The genetic value analysis is the heart of nprcgenekeepr. It ranks the animals in a colony by how much each one contributes to the colony’s genetic diversity, so that managers can prioritize genetically valuable animals for breeding and retention (Vinson and Raboin 2015). The ranking rests on two complementary metrics:

  • mean kinship – the average kinship coefficient between an animal and all animals in the population (itself included). A low mean kinship is good: it means the animal is only distantly related to the rest of the colony, so its genes are under-represented and worth propagating.
  • genome uniqueness – the percentage of an animal’s alleles that are rare in the population (carried by no more than a few animals), estimated by a gene-drop simulation. A high genome uniqueness is good: it means the animal carries alleles that would be lost if it were not bred.

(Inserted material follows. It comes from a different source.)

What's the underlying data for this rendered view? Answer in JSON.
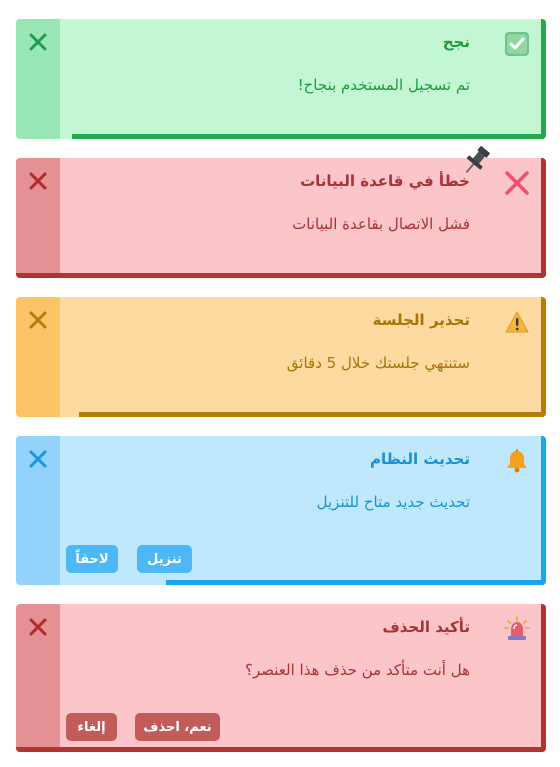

reportGV() computes both, ranks the population, and also returns colony-level diversity summaries. This article runs the whole analysis from R, using the examplePedigree data set that ships with the package. The Shiny app (runModularApp()) drives the same reportGV() through its Genetic Value Analysis tab; here we script it directly.

Setup

Genome uniqueness is estimated by a gene-drop simulation – founder alleles are dropped down the pedigree at random and the rare ones counted – so the genome uniqueness values (and the founder-genome-equivalent below) differ between runs unless the seed is fixed. reportGV() does not set a seed internally, so we call set_seed() once, up front, to make everything reproducible. (set_seed() is a thin, version-stable wrapper around set.seed().) Mean kinship is computed deterministically from the pedigree and does not depend on the seed.

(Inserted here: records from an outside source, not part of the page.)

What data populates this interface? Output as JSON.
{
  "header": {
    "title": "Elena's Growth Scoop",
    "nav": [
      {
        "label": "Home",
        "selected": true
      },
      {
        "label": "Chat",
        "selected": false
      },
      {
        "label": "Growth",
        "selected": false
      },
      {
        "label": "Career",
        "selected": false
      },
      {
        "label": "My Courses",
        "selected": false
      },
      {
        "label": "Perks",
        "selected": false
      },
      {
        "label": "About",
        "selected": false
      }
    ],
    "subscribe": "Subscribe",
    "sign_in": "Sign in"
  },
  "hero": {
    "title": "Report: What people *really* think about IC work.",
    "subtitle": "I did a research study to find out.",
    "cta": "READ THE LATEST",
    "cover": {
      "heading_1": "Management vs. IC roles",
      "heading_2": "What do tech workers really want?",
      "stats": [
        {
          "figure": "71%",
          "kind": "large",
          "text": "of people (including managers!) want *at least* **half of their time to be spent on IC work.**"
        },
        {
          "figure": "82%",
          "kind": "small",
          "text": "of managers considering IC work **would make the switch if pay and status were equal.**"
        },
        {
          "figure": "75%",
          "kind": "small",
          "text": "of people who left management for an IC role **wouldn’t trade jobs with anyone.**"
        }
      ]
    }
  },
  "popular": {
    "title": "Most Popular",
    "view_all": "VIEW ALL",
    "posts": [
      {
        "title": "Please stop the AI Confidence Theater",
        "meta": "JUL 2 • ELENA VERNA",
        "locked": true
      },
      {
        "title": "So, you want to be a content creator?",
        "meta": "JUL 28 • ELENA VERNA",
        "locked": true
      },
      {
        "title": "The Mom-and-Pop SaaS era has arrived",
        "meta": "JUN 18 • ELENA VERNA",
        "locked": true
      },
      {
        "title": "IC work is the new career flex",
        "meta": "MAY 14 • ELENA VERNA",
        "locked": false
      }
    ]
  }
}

From studbook to a population

The analysis needs a quality-controlled pedigree and a defined population of interest – the animals whose genetic value we want to rank.

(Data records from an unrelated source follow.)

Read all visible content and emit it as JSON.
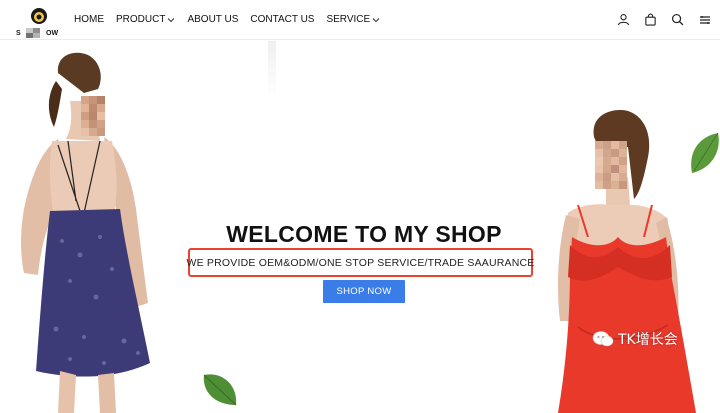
{
  "header": {
    "logo": {
      "left_text": "S",
      "right_text": "OW"
    },
    "nav": [
      {
        "label": "HOME",
        "has_dropdown": false
      },
      {
        "label": "PRODUCT",
        "has_dropdown": true
      },
      {
        "label": "ABOUT US",
        "has_dropdown": false
      },
      {
        "label": "CONTACT US",
        "has_dropdown": false
      },
      {
        "label": "SERVICE",
        "has_dropdown": true
      }
    ],
    "tools": [
      "user-icon",
      "bag-icon",
      "search-icon",
      "menu-icon"
    ]
  },
  "hero": {
    "title": "WELCOME TO MY SHOP",
    "subtitle": "WE PROVIDE OEM&ODM/ONE STOP SERVICE/TRADE SAAURANCE",
    "cta_label": "SHOP NOW"
  },
  "watermark": {
    "text": "TK增长会"
  },
  "colors": {
    "cta": "#3a7de8",
    "highlight_border": "#e8432f",
    "left_dress": "#3d3a78",
    "right_dress": "#e8392b",
    "leaf": "#5a9a3a"
  }
}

breederPed <- qcStudbook(examplePedigree,
  minParentAge  = 2.0,
  reportChanges = FALSE,
  reportErrors  = FALSE
)

qcStudbook() validates and standardizes the studbook (checking parentage, sexes, dates, and minimum parent age). Next we choose the population of interest. Here it is the animals that have at least one known parent (so they are not founders) and are still in the colony (no exit date). We mark them with setPopulation() and trim the pedigree to those animals plus the ancestors needed to compute their kinships.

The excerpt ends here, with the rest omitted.